The scope proposed by the Americans is broader than that of the OECD proposal. It would affect about 100 large multinationals.
For France, above all, it is crucial that the big four tech giants—Google, Amazon, Facebook, Apple—be fairly taxed. According to a first reading of the proposal, the minister considered that they should be included in the scope, but France, like other European countries, is still analysing the technical repercussions of the American proposal.
The flaw in the OECD proposal was that it forced taxation to distinguish the portion of revenue related to the company’s digital activity, which was complicated to do from an accounting point of view, he explained. The US proposal is therefore seen as a simpler solution.
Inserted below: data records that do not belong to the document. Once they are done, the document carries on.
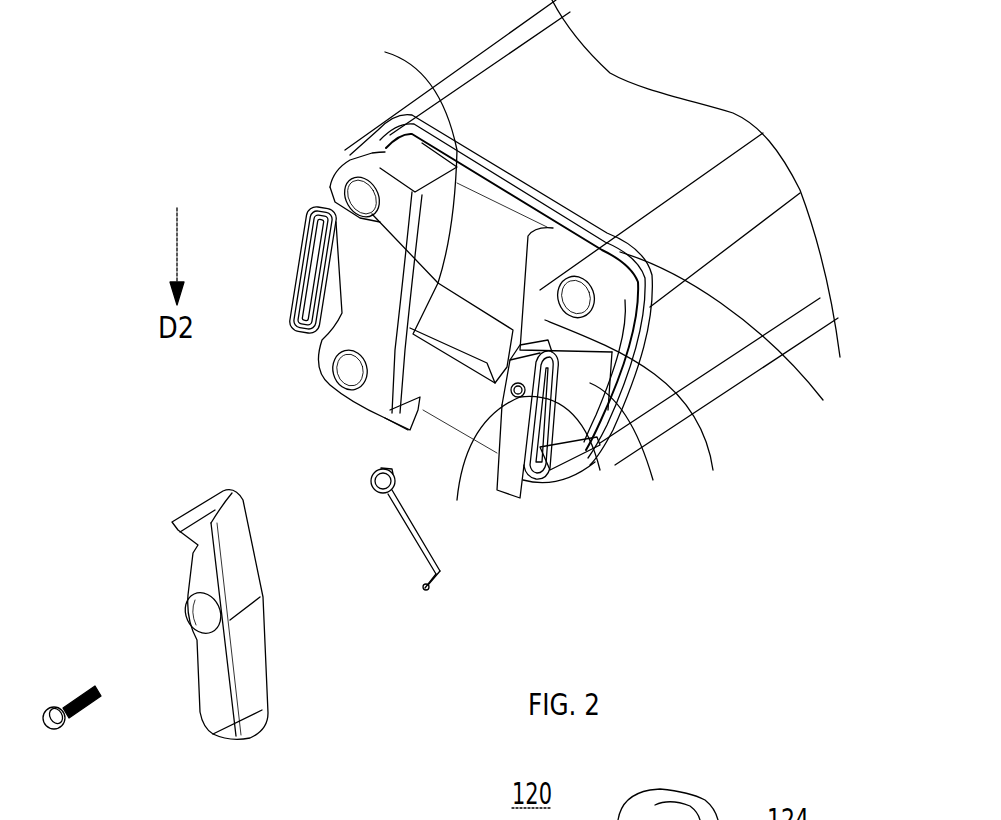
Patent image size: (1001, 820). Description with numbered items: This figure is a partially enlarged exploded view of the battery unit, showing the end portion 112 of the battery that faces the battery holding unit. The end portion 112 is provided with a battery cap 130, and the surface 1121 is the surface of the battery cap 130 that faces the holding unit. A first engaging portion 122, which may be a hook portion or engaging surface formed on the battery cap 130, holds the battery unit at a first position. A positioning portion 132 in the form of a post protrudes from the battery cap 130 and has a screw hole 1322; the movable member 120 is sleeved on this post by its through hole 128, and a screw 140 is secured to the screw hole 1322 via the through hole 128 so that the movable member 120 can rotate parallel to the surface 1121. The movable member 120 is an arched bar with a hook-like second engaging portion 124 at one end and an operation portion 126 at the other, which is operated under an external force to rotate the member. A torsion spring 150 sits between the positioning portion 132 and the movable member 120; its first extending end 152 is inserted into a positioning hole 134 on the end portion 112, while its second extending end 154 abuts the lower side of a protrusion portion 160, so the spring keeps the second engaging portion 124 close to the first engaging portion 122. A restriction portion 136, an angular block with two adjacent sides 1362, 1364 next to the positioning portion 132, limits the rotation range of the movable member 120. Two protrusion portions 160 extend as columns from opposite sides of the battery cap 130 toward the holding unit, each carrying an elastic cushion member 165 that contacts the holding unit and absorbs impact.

The end portion 112 is at (450, 125).
The surface 1121 is at (787, 363).
The battery cap 130 is at (380, 150).
The side 1364 is at (343, 197).
The first engaging portion 122 is at (450, 337).
The restriction portion 136 is at (687, 370).
The side 1362 is at (590, 393).
The protrusion portion 160 is at (300, 265).
The cushion member 165 is at (292, 300).
The positioning portion 132 is at (536, 478).
The screw hole 1322 is at (497, 417).
The positioning hole 134 is at (578, 480).
The torsion spring 150 is at (415, 541).
The first extending end 152 is at (383, 463).
The second extending end 154 is at (436, 582).
The movable member 120 is at (247, 650).
The second engaging portion 124 is at (190, 517).
The through hole 128 is at (207, 612).
The operation portion 126 is at (257, 717).
The screw 140 is at (85, 718).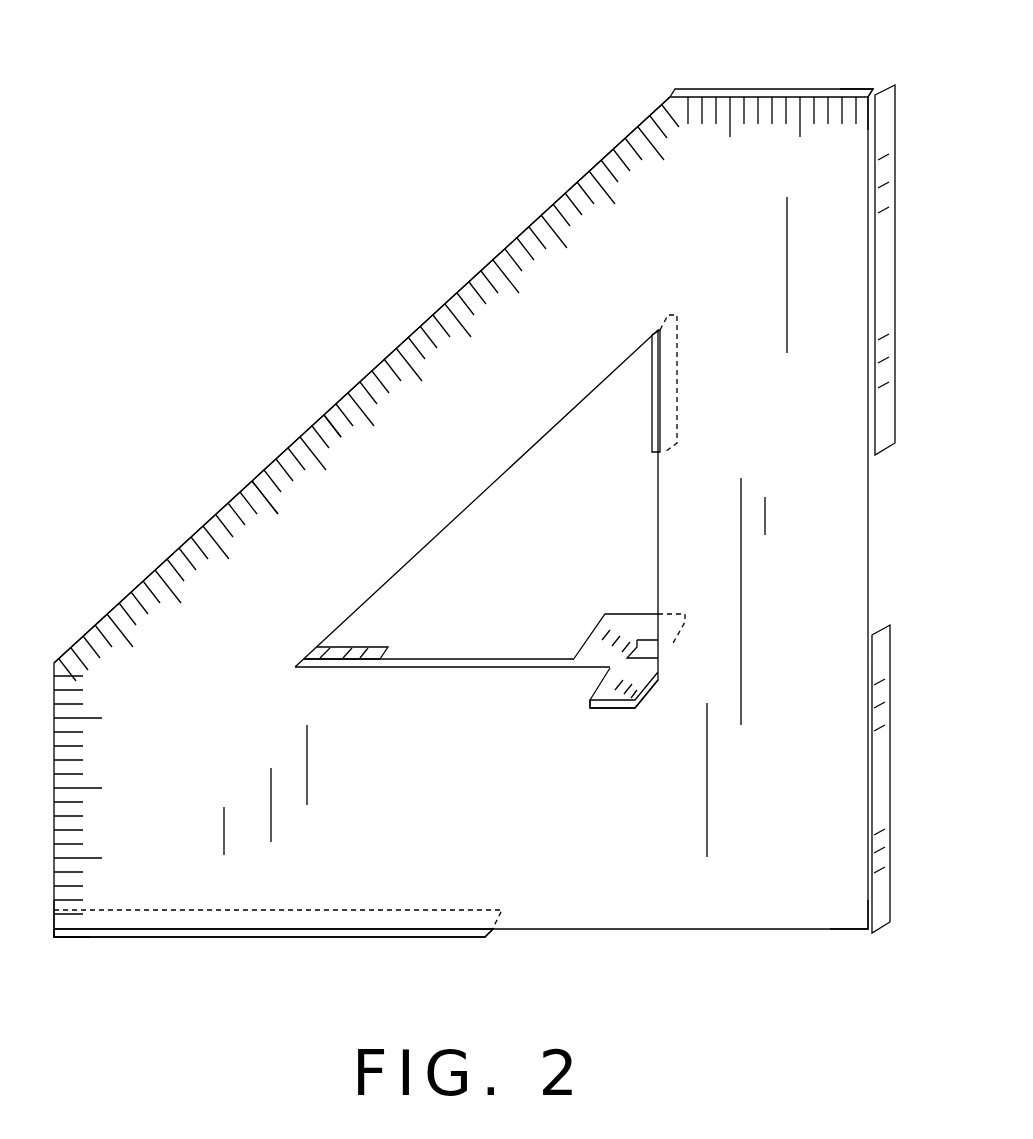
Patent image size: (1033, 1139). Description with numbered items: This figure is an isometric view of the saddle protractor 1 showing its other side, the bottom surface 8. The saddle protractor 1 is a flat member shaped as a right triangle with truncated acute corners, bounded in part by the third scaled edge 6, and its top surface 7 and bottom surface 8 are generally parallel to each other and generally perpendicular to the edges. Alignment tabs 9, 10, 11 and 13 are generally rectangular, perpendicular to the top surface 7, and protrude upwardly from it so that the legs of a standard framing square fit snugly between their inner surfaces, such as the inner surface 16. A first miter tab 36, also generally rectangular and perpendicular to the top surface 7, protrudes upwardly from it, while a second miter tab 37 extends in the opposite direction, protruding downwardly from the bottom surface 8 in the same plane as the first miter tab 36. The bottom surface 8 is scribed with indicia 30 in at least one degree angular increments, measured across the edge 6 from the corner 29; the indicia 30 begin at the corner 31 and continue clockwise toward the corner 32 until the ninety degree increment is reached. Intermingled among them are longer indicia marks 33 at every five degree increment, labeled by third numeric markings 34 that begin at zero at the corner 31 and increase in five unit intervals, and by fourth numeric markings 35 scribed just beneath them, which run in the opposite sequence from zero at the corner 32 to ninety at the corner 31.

The saddle protractor 1 is at (343, 188).
The third scaled edge 6 is at (460, 292).
The top surface 7 is at (722, 200).
The bottom surface 8 is at (672, 245).
The alignment tab 9 is at (895, 262).
The alignment tab 10 is at (892, 728).
The alignment tab 11 is at (343, 937).
The alignment tab 13 is at (652, 405).
The inner surface 16 is at (366, 645).
The corner 29 is at (866, 931).
The indicia 30 is at (342, 423).
The corner 31 is at (54, 936).
The corner 32 is at (863, 97).
The longer indicia marks 33 is at (278, 518).
The third numeric markings 34 is at (118, 913).
The fourth numeric markings 35 is at (165, 915).
The first miter tab 36 is at (594, 631).
The second miter tab 37 is at (600, 710).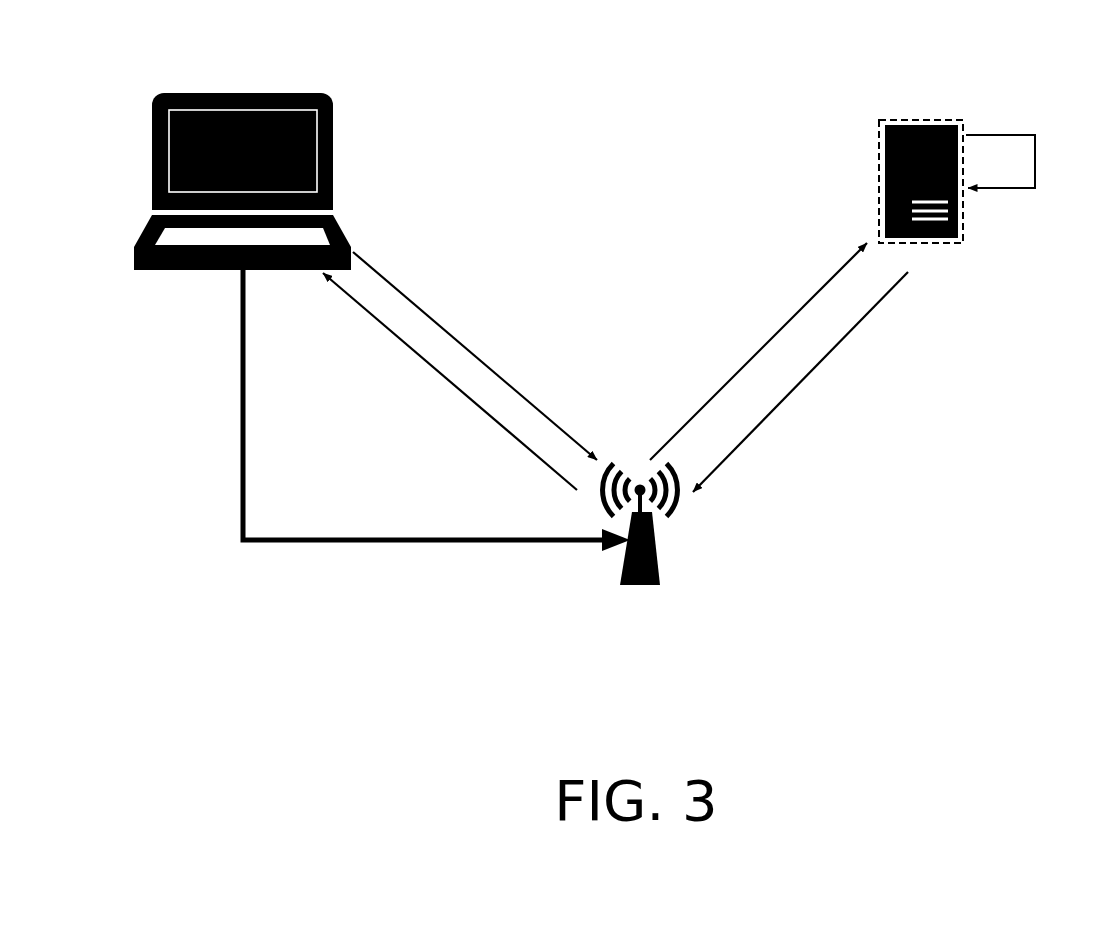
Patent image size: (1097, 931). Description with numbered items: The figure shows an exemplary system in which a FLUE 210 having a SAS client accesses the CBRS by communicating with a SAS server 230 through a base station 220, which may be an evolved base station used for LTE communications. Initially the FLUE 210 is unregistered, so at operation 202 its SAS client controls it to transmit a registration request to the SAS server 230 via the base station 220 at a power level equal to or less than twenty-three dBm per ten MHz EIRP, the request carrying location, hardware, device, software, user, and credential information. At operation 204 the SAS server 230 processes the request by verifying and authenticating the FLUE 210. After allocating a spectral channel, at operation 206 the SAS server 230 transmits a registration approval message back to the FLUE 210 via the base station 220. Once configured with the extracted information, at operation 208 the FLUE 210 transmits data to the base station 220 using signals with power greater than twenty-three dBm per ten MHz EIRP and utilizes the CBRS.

The FLUE 210 is at (242, 144).
The base station 220 is at (640, 568).
The SAS server 230 is at (911, 153).
The operation of transmitting a registration request 202 is at (610, 351).
The operation of processing the registration request 204 is at (1028, 161).
The operation of transmitting a registration approval message 206 is at (615, 382).
The operation of transmitting data at higher power 208 is at (436, 410).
Nevertheless, France does not give up its wish to see the two pillars of the reform (minimum taxation and digital taxation) adopted together. “We will not adopt pillar II without pillar I. We will not adopt pillar I without pillar II”, the minister clarified.
“Historic opportunity”
For Mr Le Maire, this new proposal creates an “historic opportunity”, and all OECD countries must come together in the coming weeks to seize it.
Fast action is required. The minister did not fail to point out that the electoral deadlines in France and Germany will make it difficult to reach an agreement beyond the summer of 2021.
If an agreement is reached on that schedule, he estimated that an EU directive implementing the agreement could then be adopted under the French Presidency of the EU Council in the first half of 2022.
“We have had enough cold showers in recent years to continue being cautious”, he qualified, admitting that getting a deal done in such a short time remains a considerable challenge.
The communiqué issued at the end of the G20 Finance Ministers’ meeting on Wednesday 7 April does not elaborate on these new developments and merely reiterates, once again, the G20’s determination to find a global and consensual solution on the two pillars of international tax reform by mid-2021.
“We acknowledge the progress made to date and urge the G20/OECD Inclusive Framework on Base Erosion and Profit Shifting (BEPS) to address the remaining outstanding issues with a view to achieving an agreement by the set deadline”, it reads.